The vituperation built from there. This week’s press conference — supposedly called to explain Cleveland-Cliffs plans to buy US Steel Now President Joe Biden is blocking Nippon’s bid on national security – there’s something more sinister than the usual M&A battle. It fits comfortably, however, in the context of the week before Donald Trump was sworn in.

Nippon Steel filed a lawsuit accusing Goncalves of running a campaign to derail its merger with US Steel and of using tactics “more befitting of a mafia boss than the CEO of a company which is marketed to the public”. Goncalves, who said he would take legal action against Hashimoto in the US over the allegations, turned his response into a scathing, scathing attack on Japan itself. In it he warned several times of the folly of crossing Trump and, at one point, took out an American flag.

“China is bad. China is bad. China is terrible. But Japan is worse,” he said, adding: “You haven’t learned anything since 1945. You haven’t learned how good we are. , how kind we are.” He added: “Stop sucking our blood.”

All of this is really disturbing. Many have decided to dismiss Goncalves’ performance as spectacularly insane, and the attack on Japan as an angry, counterfactual haymaker.

A wiser take might be to look at it, however ugly, for its relevance, its origins and for its precise blowing of convention. Trump’s rise and return is framed by some as a moving series of rejections, by him and his supporters, of ideas, institutions, behaviors and interpretations that for a long time seemed unstoppable. This is an environment where Japan must be cautious, but at least now it has a sense of where the attack is coming from.

In a key moment, Goncalves recommended that his audience watch a revealing YouTube video of Trump who was interviewed by Larry King in 1987. In it, the incoming president railed against Japan as a “money machine” to which the US is more hospitable and generous. He was tired, he said, “of seeing other countries destroy the United States”.

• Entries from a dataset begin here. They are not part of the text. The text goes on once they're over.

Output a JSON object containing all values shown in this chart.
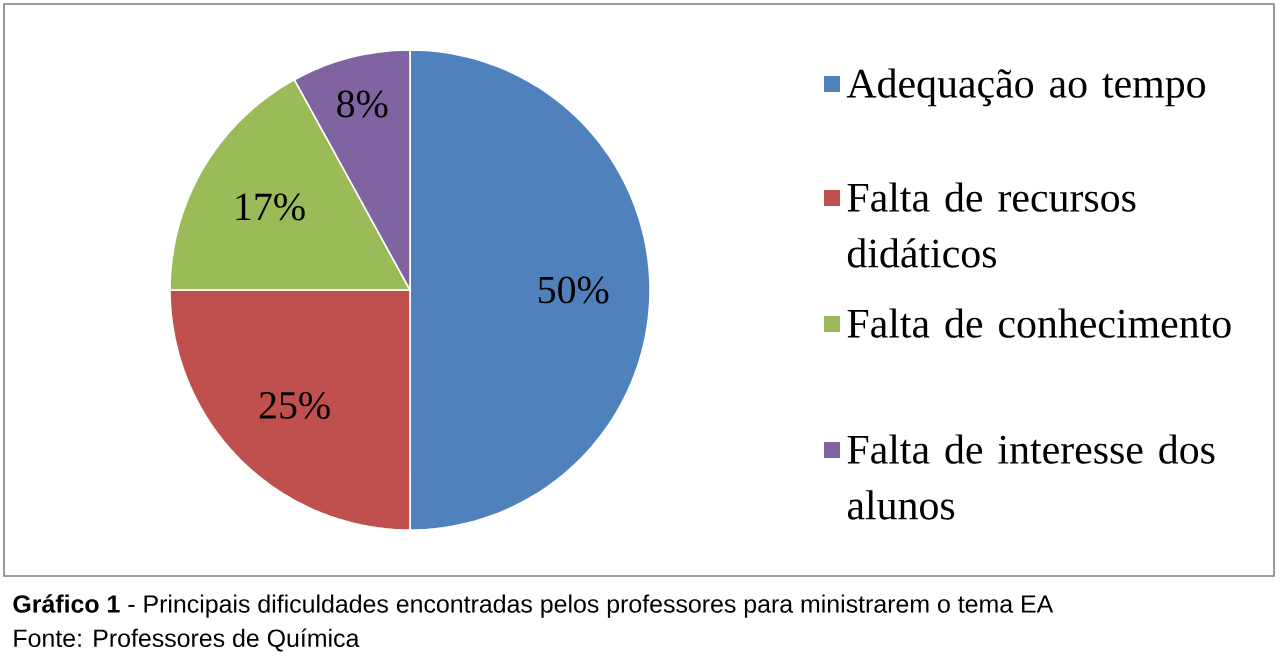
{
  "chart_data": {
    "type": "pie",
    "title": "**Gráfico 1** - Principais dificuldades encontradas pelos professores para ministrarem o tema EA",
    "annotations": [
      "Fonte: Professores de Química"
    ],
    "categories": [
      "Adequação ao tempo",
      "Falta de recursos didáticos",
      "Falta de conhecimento",
      "Falta de interesse dos alunos"
    ],
    "values": [
      50,
      25,
      17,
      8
    ],
    "value_labels": [
      "50%",
      "25%",
      "17%",
      "8%"
    ],
    "colors": [
      "#4f81bd",
      "#c0504d",
      "#9bbb59",
      "#8064a2"
    ],
    "legend": "right"
  }
}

Trump is certainly not alone in that interpretation: a common note of despair over US economic growth is being made just as Japan’s bubble is expanding and US supremacy is in real doubt. Profits for Japanese makers of steel, electronics, cars and motorcycles have come, indisputably, at the expense of American rivals.

Trump may be too busy to swallow the many serious analyzes published in the period dissecting US-Japan relations with warnings against Japan’s industrial policy, and nervousness around American deindustrialization. . But the sense of full-blown economic conflict is in the ether. Benevolent America versus advantage-taking Japan — its companies are putting US rivals out of business even as Washington guarantees Japan’s defense.

Goncalves did not invent the basis for the attack on Japan, but seized it from a moment in history that many had long ago decided to move on from, for many good reasons. Japan’s relative decline is one of them; the emergence of China as a greater threat is another.

Most important going forward, however, is the narrative corporate America and its investors have deployed for nearly four decades to convince themselves that deindustrialization is, ultimately, a good thing for profits and growth. That narrative may be ready for rejection and with it the many conventions that accompany the steady tightening of US-Japan relations.

Goncalves’ tirade may prove to be a one-off but the environment in which it arose was normal. Nippon Steel, in keeping with convention, declined to comment on whether Hashimoto had a dog.